3.9. Statistical Analysis

A two-way ANOVA corrected for multiple comparisons (Dunnett test) was performed with GraphPad Prism software (GraphPad Software, version 6.0c, San Diego, CA, USA) (www.graphpad.com). All treatments were analyzed against control (DMSO). Significance was graphically reported as follows: * p < 0.05, ** p < 0.01, and *** p < 0.001.

4. Discussion and Conclusions

The cytotoxic activities of a series of chalcones, designed based on compounds retrieved from a wide in-house library as related to the OS active Lic-A, were investigated on MG63 cells through different but complementary approaches. Seven molecules (1e, 1h, 1i, 1k, 1o, 1q, and 1r) were selected due to their significant antiproliferative effects and a favorable selectivity profile with respect to healthy cells. Cell cycle progression analyses showed that they induced a remarkable block in G2-M, earlier and higher than Lic-A. Furthermore, they were seen to behave as apoptotic inducers by means of annexin V and PI staining and cytofluorimetric analysis.

In a SAR perspective, this study seems to indicate for this series of compounds a preferred ortho/meta substitution pattern on ring B, which appeared to play a more important role with respect to the electronic properties of the substituent. Nevertheless, among the selected molecules, the insertion of electron-withdrawing groups seemed to increase the antiproliferative activity and favor the proapoptotic effect. Moreover, the cytotoxicity observed with the new compounds proved to be dose-dependent and persistent, the latter feature drawing the hypothesis of Michael adduct formation with the biological target.

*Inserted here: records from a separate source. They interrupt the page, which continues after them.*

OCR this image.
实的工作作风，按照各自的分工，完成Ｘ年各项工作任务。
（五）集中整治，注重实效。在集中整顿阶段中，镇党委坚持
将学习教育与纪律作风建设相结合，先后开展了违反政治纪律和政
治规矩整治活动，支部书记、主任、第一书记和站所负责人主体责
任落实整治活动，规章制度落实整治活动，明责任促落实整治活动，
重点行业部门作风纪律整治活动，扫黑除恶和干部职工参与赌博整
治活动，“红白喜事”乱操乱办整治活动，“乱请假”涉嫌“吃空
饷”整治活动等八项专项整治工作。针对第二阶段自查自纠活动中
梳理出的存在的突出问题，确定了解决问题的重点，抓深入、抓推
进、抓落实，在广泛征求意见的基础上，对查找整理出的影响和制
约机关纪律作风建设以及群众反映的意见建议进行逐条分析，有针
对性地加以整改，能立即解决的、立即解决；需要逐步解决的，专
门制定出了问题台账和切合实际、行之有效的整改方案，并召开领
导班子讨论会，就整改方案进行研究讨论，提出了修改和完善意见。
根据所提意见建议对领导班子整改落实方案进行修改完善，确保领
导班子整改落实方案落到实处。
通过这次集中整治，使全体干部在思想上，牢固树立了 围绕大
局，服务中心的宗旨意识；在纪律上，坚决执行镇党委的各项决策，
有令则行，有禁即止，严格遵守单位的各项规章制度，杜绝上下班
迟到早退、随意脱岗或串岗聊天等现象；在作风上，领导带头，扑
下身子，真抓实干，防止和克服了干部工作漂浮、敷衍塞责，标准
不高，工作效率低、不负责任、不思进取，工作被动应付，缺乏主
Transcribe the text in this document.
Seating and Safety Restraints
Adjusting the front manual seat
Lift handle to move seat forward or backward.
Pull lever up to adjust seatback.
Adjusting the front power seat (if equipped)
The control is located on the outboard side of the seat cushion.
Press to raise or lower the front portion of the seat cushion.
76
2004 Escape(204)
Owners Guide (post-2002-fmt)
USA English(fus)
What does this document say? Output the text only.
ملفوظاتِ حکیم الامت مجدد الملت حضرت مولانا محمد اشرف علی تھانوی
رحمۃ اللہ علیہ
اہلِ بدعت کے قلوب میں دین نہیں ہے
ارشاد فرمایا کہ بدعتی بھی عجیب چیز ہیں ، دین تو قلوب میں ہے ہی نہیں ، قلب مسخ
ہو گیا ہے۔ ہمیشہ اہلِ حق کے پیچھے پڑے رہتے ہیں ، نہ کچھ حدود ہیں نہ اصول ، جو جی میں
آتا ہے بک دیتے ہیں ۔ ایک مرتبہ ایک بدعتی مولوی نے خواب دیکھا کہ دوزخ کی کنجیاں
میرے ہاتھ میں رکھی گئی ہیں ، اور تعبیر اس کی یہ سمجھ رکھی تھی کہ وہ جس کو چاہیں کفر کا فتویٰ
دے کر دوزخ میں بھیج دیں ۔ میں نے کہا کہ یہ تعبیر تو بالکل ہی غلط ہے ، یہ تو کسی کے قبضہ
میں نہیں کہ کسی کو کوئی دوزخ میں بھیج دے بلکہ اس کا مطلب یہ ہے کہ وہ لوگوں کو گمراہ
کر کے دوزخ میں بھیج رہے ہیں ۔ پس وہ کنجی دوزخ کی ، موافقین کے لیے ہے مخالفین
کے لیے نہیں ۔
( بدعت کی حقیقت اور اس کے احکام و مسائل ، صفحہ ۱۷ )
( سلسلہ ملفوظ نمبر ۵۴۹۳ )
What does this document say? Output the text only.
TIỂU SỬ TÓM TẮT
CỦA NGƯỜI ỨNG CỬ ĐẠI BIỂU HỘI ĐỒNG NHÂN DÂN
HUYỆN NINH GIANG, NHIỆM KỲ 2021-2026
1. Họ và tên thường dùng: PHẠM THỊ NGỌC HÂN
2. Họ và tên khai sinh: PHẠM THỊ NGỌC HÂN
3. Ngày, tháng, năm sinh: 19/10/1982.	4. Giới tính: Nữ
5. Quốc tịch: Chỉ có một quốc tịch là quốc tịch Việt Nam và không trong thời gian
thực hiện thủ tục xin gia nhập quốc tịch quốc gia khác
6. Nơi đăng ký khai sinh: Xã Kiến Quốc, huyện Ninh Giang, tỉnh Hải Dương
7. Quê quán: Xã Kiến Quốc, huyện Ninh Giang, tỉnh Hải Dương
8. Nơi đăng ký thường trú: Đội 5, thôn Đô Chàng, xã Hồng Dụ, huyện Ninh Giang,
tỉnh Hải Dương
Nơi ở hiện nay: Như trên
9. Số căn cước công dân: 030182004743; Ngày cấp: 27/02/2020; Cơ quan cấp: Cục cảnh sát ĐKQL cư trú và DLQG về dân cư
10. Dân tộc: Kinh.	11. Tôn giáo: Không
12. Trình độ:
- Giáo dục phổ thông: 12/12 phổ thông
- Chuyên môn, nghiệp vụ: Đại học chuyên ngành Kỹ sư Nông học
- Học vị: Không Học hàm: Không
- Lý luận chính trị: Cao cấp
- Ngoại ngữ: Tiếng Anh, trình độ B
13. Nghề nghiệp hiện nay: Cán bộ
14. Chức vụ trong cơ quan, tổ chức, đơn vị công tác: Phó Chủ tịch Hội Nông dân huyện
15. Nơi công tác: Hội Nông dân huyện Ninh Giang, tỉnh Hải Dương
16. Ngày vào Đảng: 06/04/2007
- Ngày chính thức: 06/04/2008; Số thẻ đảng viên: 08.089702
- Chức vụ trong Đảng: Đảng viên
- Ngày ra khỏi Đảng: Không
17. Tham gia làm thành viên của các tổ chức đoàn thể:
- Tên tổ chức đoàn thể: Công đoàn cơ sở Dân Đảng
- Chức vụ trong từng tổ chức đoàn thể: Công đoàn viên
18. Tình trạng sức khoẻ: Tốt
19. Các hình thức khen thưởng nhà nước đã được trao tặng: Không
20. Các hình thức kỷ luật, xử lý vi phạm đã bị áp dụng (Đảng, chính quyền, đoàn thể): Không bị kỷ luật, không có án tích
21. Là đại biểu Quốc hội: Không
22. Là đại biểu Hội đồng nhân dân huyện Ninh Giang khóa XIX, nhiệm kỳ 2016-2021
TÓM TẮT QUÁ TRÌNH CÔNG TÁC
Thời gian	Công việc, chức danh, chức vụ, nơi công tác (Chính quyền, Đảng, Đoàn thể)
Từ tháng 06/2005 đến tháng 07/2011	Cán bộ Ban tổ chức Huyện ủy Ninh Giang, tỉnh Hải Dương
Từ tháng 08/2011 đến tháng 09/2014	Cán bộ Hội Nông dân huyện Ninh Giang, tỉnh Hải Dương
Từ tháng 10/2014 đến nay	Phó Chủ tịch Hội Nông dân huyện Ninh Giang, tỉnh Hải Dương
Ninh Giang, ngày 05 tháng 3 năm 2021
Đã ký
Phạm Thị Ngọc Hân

From this in-depth evaluation, some compounds emerged for their promising biological profile. In particular, the nitro-substituted 1q and 1r proved to be the most cytotoxic derivatives, showing the lowest IC50 values (10.6 and 12.2 µM, respectively) comparable to Lic-A (10.4 µM). Although the introduction of a nitro group could often lead to unspecific toxicity and this functional group may be regarded as a possible toxicophore, it is noteworthy that both compounds exhibited selectivity for OS cells, showing only 1q a mild reduction of normal cell viability at 20 µM. 1q and 1r also showed proapoptotic properties, outlined by cell cycle analysis, in which the arrest in G2-M observed at 24 h was still evident at 48 h. Additionally, a pre-G1 peak in the DNA profile and phosphatidylserine exposure were revealed, confirming a remarkable apoptosis induction.

A peculiar behavior was observed for compound 1e, substituted with an ortho-methoxy group that is widely found in natural products endowed with anticancer activity. In detail, 1e showed the highest IC50 (42.5 µM) in the cytotoxicity assay, but proved to be the most potent in inducing a G2-M cell cycle arrest both at 24 and 48 h. Nevertheless, the induction of apoptosis appeared less pronounced with respect to other derivatives. Considering the lack of toxicity detected on normal cells up to 80 µM, this compound could be a promising candidate to be evaluated as a cell synchronizer that is able to block tumor cells in the G2-M phase and to increase the cytotoxic effects of antitumor drugs.

In summary, through reprofiling of selected in-house molecules and subsequent SAR studies, potential hit compounds showing antiproliferative activity on OS cells were obtained. These hits could further go through an optimization campaign to obtain new drug candidates for OS treatment. Along with the biological results obtained with this set of chalcones, this study could turn the spotlight on the advantages of an integrated methodological approach, exploiting both classic and innovative techniques. The combination of QPI with conventional assays, such as flow cytometric analysis, could allow researchers to obtain an efficient flowchart to screen large families of molecules and select the most promising compounds.